India’s two immediate neighbours Bangladesh and Sri Lanka have been honouring MKG with commemoratives, brochures and special covers. But nothing is available from Pakistan.

Did Gandhi follow any intellectuals, adopt their thoughts and merged them into his thinking? The plain answer is he followed himself. He had a dream, a vision and a plan. Spinning wheel was his strength and points out to many facets of life in practice. It points to self-dependence; hard work; daily physical exercise; concentration and above all discards imported goods.

The two insults that made him carve out his own path are significant milestones. The first insult he faced was when he met the political agent in Porbandar, India, to speak about his brother’s case. The political agent who was known to him from England did not entertain him and asked his peon to show MKG the door. The peon – an Indian – put his hands on MKG’s shoulders to push him out of the room. Gandhi “departed fretting and fuming.”

In South Africa he was “pushed out” of the first class compartment in Maritzburg, the capital of Natal in South Africa in the night. That winter night was a turning point in his life. Sitting and shivering in the waiting room of the railway station, he decided to fight “for the unusual.” The stamps on him exhibit his fight “for the unusual.”
Gandhiji is considered the uncrowned king of philately.

Philately began with a first adhesive stamp – the Penny Black – profiling the features of Queen Victoria, a woman. Today it flourishes with Gandhiji who defeated the same queen’s country. Frail MKG triumphed over the mighty.

Penny Black had dark shades. Stamps on Gandhi are bright and colourful and they depict his struggle which does not involve hatred, intrigues and the divide and rule policy.

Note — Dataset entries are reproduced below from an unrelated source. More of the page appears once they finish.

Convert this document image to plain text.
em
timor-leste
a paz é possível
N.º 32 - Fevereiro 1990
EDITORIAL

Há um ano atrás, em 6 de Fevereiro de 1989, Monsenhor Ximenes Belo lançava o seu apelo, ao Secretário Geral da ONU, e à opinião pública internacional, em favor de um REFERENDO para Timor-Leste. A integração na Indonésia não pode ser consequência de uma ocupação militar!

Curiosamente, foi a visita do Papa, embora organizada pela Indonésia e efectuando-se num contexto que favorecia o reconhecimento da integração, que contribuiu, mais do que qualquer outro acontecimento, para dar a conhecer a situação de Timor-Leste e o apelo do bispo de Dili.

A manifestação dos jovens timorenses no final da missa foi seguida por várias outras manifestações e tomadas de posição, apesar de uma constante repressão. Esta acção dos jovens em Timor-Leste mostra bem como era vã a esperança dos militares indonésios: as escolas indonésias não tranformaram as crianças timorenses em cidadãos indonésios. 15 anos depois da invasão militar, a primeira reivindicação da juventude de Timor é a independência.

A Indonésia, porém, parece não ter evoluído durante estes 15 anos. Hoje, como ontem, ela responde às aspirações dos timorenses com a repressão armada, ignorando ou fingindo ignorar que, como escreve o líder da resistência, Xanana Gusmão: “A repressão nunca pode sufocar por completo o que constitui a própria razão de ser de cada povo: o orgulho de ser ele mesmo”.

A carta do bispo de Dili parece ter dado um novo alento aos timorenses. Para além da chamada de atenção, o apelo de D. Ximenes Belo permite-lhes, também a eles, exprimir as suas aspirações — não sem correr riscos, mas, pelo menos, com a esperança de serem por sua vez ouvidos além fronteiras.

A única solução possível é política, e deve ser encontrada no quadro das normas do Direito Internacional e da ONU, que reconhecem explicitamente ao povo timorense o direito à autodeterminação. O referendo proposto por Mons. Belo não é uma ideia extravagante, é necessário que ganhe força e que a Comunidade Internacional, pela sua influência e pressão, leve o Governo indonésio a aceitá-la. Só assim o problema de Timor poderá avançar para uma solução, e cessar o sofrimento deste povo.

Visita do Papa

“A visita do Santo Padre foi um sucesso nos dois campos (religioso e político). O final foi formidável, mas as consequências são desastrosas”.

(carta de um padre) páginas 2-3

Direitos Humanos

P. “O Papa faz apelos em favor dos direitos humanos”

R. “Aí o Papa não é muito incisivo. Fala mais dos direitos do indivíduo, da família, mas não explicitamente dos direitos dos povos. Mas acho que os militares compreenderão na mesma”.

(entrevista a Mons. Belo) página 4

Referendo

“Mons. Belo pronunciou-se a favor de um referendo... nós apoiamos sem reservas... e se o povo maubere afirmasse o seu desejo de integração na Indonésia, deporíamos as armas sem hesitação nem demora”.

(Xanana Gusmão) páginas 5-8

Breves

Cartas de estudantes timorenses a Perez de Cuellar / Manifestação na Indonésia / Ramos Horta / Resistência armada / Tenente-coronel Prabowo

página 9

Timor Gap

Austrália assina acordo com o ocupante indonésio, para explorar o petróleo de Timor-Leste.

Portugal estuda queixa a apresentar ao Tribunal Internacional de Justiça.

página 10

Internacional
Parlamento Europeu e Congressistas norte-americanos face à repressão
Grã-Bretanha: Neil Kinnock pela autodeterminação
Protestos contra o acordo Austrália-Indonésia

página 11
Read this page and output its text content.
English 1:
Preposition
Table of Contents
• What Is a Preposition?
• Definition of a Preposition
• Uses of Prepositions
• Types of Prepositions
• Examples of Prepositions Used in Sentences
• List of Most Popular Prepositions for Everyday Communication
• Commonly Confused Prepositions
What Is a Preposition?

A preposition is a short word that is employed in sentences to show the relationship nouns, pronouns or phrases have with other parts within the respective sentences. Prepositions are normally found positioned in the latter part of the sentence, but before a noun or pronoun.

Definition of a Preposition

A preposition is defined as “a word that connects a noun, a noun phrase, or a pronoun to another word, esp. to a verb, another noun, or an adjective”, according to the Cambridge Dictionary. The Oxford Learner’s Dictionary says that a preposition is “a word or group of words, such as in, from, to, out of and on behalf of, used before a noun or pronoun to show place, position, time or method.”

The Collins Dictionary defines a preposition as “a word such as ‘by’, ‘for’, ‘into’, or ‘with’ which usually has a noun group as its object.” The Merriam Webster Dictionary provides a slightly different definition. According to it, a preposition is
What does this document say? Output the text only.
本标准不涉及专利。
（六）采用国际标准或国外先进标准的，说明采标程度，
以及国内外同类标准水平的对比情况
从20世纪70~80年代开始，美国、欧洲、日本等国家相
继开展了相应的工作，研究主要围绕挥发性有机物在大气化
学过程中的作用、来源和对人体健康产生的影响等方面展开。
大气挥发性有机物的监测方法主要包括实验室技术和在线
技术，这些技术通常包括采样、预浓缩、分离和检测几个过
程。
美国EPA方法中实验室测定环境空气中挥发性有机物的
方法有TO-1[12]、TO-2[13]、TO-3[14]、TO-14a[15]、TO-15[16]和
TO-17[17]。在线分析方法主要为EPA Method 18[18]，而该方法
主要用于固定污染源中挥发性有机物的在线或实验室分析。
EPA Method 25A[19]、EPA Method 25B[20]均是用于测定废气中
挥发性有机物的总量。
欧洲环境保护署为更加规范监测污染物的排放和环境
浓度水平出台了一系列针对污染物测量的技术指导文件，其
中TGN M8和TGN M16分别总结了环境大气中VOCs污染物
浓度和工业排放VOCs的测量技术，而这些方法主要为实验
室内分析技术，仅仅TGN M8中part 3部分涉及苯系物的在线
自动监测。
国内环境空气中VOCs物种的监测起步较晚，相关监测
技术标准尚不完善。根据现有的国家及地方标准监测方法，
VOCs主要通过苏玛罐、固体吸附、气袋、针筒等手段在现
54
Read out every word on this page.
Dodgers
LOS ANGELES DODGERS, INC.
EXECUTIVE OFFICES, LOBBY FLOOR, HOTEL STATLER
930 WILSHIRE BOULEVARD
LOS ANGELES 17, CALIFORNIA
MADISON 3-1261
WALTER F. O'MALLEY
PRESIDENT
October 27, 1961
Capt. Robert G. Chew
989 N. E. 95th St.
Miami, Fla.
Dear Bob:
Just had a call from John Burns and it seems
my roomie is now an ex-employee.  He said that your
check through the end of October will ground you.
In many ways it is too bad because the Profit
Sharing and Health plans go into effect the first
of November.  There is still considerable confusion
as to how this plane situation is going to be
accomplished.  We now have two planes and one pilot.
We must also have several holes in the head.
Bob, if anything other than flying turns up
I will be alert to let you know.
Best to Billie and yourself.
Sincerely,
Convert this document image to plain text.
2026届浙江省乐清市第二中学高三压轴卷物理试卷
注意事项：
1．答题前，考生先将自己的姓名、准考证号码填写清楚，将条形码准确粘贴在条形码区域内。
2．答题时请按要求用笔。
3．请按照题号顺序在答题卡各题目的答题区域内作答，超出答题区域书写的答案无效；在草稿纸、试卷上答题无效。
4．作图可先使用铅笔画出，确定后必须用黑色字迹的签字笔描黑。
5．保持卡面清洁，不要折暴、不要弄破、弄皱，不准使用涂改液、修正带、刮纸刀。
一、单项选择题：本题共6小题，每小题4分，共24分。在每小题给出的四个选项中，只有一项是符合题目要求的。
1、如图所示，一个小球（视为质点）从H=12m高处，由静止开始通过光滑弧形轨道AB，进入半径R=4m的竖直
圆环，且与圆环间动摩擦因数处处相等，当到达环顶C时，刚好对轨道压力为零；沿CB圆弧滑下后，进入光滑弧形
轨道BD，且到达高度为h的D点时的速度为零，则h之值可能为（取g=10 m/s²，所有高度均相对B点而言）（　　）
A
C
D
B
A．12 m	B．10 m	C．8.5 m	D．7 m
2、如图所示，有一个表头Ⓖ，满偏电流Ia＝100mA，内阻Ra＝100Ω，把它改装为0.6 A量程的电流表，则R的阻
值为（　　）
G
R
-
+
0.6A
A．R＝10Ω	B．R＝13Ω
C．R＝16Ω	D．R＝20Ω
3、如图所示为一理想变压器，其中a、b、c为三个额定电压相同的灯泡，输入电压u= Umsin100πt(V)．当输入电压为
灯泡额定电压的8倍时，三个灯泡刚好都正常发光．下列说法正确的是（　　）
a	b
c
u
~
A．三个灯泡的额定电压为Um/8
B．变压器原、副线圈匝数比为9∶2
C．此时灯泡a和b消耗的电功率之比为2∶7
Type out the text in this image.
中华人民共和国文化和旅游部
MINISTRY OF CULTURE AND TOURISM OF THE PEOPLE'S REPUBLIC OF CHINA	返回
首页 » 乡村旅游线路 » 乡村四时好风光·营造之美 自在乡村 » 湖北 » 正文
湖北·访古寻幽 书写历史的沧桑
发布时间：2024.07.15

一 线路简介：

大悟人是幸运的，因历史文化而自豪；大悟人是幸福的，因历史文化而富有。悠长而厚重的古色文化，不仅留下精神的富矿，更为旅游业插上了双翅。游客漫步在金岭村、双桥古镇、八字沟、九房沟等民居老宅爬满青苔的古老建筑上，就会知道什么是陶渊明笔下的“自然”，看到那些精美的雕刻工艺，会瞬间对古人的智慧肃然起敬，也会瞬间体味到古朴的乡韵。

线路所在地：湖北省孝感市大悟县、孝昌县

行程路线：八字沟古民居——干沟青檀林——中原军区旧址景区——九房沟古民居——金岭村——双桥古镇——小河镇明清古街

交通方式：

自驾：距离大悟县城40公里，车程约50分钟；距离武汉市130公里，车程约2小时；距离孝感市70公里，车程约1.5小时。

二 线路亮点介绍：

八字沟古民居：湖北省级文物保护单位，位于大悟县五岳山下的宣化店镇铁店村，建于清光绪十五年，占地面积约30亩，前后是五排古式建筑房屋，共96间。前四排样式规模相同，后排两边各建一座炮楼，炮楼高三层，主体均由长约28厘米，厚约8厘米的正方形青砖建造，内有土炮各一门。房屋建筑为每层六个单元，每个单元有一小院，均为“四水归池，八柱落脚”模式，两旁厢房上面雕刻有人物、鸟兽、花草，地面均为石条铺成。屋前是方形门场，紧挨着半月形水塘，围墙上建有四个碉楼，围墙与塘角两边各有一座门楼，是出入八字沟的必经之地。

Gandhiji enjoys an unadulterated standing in Urdu literature. Brij Nararayan Chakbast and Akhar Allahabadi produced “ambrosial poem” when Gandhi was in South Africa. A special cover on the eve of AHIMPEX 2019 commemorates International Non-Violence Day, portrays Gandhiji’s hundred and fifty years printed in Urdu and Persian calligraphy. The square window on the cover has chicken cloth and image of Gandhiji in chicken.

Limited special covers from Kolkata released in February 2016 are few and the images on them are printed on Kapla wood with a decorated gold plated metal frame and have holograms. The limited edition special covers are normally printed between 50, 250, 500 and 1,000 pieces and difficult to procure. I have always preferred to get a particular number covers – 786 – when printed just a 1,000 pieces. Some limited covers and post cards from Kolkata in August 2016 have 3-D Motion Lenticular Picture affixed with raised wooden frames. Gandhiji can be seen walking when cover is tilted.

To commemorate the 150th birth anniversary of Gandhi, India has released a very special post card made of thin copper.

It is interesting to share with the readers that a world-renowned London stamp dealer did not have what I owned in 2014. During a personal visit to that very dealer from whom I purchased the Penny Black, I sought to buy as much as I could on Gandhi in addition to the missing stamps I did not have. I gave the details of what I had then. Two days later I was informed that they had none, even those in my possession.

N. A. Mirza is a well-known Indian journalist and philatelist from Mumbai. He is right now working the Kingdom of Saudi Arabia.